Cuma Özkan'dan Mektup : "Biliyoruz Devlet Bizi Teslim Alamadı Onun İçin Bizi Hapishanelerde Çürüterek Yok Etmek İstiyor"

Bir gün halklarımızla birlikte özgürleşeceğimize inanıyoruz. Sosyalist bir dünya mümkündür. Halkların eşit, özgür ve demokratik bir yaşamı için insan her şeyini ortaya koyacak gücü vardır. Bugünkü dünyanın içinde bulunduğu çürüme görülüyor ve yaşanıyor. Her şey çok somuttur. Dolayısıyla Alternatif bir toplumda, dünyada yaşamak mümkündür. Bu inanç bende güçlüdür.

12 Eylül 2012

Değerli Dost Heval Adil, merhaba.

Değerli Adil Heval, ben toplam olarak 30 yıldır cezaevindeyim. Bu uzun yılların değerlendirmesini yazmıyorum. Şu an buna ihtiyaç da yok. Benim durumumda kaç kişi var bilmiyorum.

Ama yüzlerce 20-21 yılını tamamlamış arkadaş var. Bu bile dünyada pek örneği olmayan bir şey. Bunu hukukla-adaletle izah etmek de yetmez... Ama bizler biliyoruz ki, devlet bizi teslim alamadı, onun için bizi hapishanelerde çürüterek yok etmek istiyor. Açık olan bir gerçek budur.
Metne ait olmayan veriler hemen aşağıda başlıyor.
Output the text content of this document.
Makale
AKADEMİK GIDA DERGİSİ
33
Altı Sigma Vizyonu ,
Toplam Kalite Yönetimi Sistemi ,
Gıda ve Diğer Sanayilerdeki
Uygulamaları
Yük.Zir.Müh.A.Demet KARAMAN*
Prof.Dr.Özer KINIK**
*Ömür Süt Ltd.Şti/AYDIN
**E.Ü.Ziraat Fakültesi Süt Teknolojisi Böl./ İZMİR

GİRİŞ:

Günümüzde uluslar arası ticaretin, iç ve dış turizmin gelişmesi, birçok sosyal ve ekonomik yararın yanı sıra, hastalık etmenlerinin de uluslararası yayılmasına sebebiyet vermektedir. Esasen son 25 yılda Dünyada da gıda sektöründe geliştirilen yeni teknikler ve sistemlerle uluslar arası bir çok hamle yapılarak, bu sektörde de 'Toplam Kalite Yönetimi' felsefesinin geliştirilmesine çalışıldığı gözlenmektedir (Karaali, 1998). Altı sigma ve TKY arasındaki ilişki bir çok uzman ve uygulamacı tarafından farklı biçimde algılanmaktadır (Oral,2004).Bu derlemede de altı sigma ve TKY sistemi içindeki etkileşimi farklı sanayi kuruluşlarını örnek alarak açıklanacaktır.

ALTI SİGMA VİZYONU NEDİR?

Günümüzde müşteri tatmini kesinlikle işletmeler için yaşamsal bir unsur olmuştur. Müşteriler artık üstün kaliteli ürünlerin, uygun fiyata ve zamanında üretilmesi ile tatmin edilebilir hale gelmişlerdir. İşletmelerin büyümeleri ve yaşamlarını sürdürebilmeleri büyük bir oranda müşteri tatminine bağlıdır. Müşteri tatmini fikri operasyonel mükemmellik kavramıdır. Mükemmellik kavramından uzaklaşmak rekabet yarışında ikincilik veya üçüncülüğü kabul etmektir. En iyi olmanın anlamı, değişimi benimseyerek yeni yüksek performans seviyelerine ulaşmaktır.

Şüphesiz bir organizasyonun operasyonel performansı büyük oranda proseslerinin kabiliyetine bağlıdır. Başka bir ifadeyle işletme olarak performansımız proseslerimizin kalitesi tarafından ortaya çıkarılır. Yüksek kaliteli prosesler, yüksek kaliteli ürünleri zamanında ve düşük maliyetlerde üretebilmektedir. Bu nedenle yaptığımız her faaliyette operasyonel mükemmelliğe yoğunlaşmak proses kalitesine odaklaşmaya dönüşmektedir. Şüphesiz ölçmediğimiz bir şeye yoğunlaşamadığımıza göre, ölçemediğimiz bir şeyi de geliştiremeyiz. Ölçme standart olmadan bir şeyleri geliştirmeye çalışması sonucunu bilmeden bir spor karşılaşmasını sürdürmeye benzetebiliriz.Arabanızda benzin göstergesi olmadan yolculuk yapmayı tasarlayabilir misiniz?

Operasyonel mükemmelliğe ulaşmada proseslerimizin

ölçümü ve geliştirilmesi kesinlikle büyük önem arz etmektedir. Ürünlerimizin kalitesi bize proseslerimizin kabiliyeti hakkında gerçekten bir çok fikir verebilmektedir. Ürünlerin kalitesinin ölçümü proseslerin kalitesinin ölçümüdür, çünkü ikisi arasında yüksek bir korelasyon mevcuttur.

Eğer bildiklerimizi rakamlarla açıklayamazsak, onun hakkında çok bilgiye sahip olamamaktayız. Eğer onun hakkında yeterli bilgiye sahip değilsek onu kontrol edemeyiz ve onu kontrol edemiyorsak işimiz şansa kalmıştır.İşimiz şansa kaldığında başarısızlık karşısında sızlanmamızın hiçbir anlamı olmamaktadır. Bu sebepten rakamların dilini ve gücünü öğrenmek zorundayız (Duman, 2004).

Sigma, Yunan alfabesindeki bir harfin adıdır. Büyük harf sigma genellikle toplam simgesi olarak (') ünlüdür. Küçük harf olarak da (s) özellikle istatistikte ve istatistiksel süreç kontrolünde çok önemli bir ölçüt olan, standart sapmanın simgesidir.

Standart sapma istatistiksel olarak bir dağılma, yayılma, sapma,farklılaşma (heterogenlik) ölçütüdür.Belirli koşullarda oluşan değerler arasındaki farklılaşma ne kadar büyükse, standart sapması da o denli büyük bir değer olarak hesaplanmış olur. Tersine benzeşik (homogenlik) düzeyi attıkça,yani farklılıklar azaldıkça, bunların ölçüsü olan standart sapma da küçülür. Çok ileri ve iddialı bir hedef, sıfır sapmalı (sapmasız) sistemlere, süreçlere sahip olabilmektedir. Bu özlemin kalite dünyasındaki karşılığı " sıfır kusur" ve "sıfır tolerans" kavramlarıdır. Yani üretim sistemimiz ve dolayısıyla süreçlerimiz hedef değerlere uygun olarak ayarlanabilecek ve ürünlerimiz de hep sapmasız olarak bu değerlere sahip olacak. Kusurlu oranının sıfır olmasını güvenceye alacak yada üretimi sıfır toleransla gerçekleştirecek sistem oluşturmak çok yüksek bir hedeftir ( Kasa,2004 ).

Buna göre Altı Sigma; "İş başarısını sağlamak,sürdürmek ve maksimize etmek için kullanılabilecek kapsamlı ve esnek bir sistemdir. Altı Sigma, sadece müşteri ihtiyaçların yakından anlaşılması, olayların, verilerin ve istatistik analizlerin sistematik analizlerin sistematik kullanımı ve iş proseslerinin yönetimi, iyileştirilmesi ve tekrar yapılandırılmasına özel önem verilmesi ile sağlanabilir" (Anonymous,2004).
Bugün, 12 Eylül 2012. ilk tutuklandığımdan bu yana tam 32 yıl geçmiş. 12 Ekim 1980 yılında tutuklandım. Üç ay gözaltında her türlü işkenceyi gördük. Daha sonra Adana Askeri Mahkemesinde idam cezası aldım. Yaşımın küçük oluşundan 20 yıla indi. 1989 yılın başlarında tahliye oldum. 3.5 yıl dışarıda kaldım. 1993 yılında yeniden tutuklandım. O günden bu yana cezaevindeyim.

Sana küçük bir anımı, kısacası bir iki satırla yazıyorum: 1981 yılında Antep Askeri Cezaevinde; Veysel Güney arkadaşla hücremiz yan yanaydı. Veysel Dev-Yol davasından tutuklanmıştı. Ama birbirimizi çabuk anladık. Bir çok duygu ve düşünce paylaştık. Veysel Kürtçe bilmezdi. Bizden-benden en çok Kürtçe türkü, marşlar dinlemek istiyordu. Bizde ona bol bol Gülistan'ın parçalarını söylerdik. Bazen de “bana memleket havasından(Malatya-Sivas) söyleyin” derdi. Onu da Sivaslı bir-iki arkadaşımız söylerdi. Bizler Veysel Güney yoldaşı çok seviyorduk. Çünkü o bir devrimciydi, üstelik yaralıydı. Onun bizden istediklerini tartışmasız karşılamaya çalışıyorduk. Bir gün beni hücre mazgalına çağırdı. Şunu dedi: “Sizin örgütünüz doğru yoldadır. Sizler doğru yoldasınız, mutlaka başaracaksınız. Yolunuzdan şaşmayın” dedi. Bu sözleri niye bana söyledi, belki de başka bir arkadaşa da söylemiş olabilir. Bilmiyorum. Belki de kısa bir sürede kaynaşmamız ve o zamanki pratiklerimizden yola çıkarak söylemiş olabilir. Zaten birkaç gün sonrada idam ettiler. Yiğit bir devrimciydi. İdama giderken, attığı sloganlar halen aklımda.

Değerli Adil Dost, ben 1993 yılında tutuklandıktan üç ay sonra kızım dünyaya geldi. 20 yıldır annesiyle birlikte beni yalnız bırakmadılar. Yozgat, Konya, Malatya, Antep Cezaevlerinde kaldım. Kızım Şehriban ve Annesi yaz-kış demeden, ekonomik sıkıntılarıyla birlikte hep yanımda oldular. Şimdi kızım üniversiteye gidiyor. Ben halen zindandayım. Bir gün halklarımızla birlikte özgürleşeceğimize inanıyoruz. Sosyalist bir dünya mümkündür. Halkların eşit, özgür ve demokratik bir yaşamı için insan her şeyini ortaya koyacak gücü vardır. Bugünkü dünyanın içinde bulunduğu çürüme görülüyor ve yaşanıyor. Her şey çok somuttur. Dolayısıyla Alternatif bir toplumda, dünyada yaşamak mümkündür. Bu inanç bende güçlüdür. Ben, gelecek özgür günleri görmezsem de, gelecek güzel insanlarımızın göreceğine olan inançla sevgi ve saygılarımı sunuyorum.

Çalışmalarında başarılar. Tüm Dostlara selamlar.